Verklaart niet bewezen hetgeen verdachte meer of anders is ten laste gelegd dan hierboven bewezen is verklaard en spreekt verdachte daarvan vrij.
Verstaat dat het aldus bewezenverklaarde oplevert de strafbare feiten zoals vermeld onder punt 4.
Verklaart verdachte hiervoor strafbaar.
Veroordeeltverdachte wegens het bewezenverklaarde tot
een gevangenisstraf voor de duur van 2 (twee) jaren.
Beveeltovereenkomstig het bepaalde in artikel 27 van het Wetboek van Strafrecht dat de tijd, door de veroordeelde voor de tenuitvoerlegging van deze uitspraak in verzekering en voorlopige hechtenis doorgebracht, geheel in mindering zal worden gebracht.
Gelastdat veroordeelde
ter beschikking wordt gestelden
beveeltdat hij van overheidswege zal worden verpleegd.
Beveeltde teruggave van de inbeslaggenomen en nog niet teruggegeven computer (merk Acer Aspire X3400), aan de veroordeelde.
De beslissing op de vordering van de benadeelde partij [ouder slachtoffer 1 en 2] namens [slachtoffer 1] en [slachtoffer 2].
Wijst de vordering van de benadeelde partij toe.

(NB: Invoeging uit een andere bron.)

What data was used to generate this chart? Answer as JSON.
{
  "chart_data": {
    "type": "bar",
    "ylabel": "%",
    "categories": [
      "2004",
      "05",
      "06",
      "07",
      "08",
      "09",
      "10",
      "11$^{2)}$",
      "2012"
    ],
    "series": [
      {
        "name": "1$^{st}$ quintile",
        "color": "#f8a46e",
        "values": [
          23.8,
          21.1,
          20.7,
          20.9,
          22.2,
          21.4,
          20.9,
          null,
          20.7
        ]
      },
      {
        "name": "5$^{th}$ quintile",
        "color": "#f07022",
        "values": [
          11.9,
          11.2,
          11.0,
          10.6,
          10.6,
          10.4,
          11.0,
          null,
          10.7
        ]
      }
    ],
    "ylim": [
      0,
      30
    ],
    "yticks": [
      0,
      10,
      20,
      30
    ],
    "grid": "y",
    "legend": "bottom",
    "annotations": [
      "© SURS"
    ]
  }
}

- Veroordeelt de veroordeelde tegen kwijting aan [ouder slachtoffer 1 en 2] namens de slachtoffers, te betalen € 2.000,- (zegge: tweeduizend euro).
- Veroordeelt de veroordeelde tevens in de kosten door de benadeelde partij gemaakt, tot op heden vooralsnog begroot op nihil en in de kosten ten behoeve van de tenuitvoerlegging van deze uitspraak nog te maken.
Maatregel van schadevergoeding
- Legt op aan veroordeelde de verplichting aan de Staat ten behoeve van de slachtoffers, te betalen € 2.000,- (zegge: tweeduizend euro), bij gebreke van volledige betaling en volledig verhaal te vervangen door hechtenis voor de duur van 30 (dertig) dagen, met dien verstande dat de toepassing van de vervangende hechtenis de hiervoor opgelegde verplichting niet opheft.
- Bepaalt daarbij dat voldoening van de ene betalingsverplichting de andere doet vervallen.
Aldus gewezen door:
mr. L.C.P. Goossens (voorzitter), mr. C. van Linschoten en mr. D.R. Sonneveldt, rechters,
in tegenwoordigheid van mr. H.L. Miedema, griffier
en uitgesproken ter openbare terechtzitting van deze rechtbank op 10 december 2013.

Voetnoten

1.Het bewijs is terug te vinden in het in de wettelijke vorm door verbalisant [verbalisant] van de politie Gelderland-Midden, KL/Leiding/Staf, opgemaakte proces-verbaal, dossiernummer PL07AH 2013112874, gesloten op 28 oktober 2013 en in de bijbehorende in wettelijke vorm opgemaakte processen-verbaal en overige schriftelijke bescheiden, tenzij anders vermeld. De vindplaatsvermeldingen verwijzen naar de pagina’s van het doorgenummerde dossier, tenzij anders vermeld.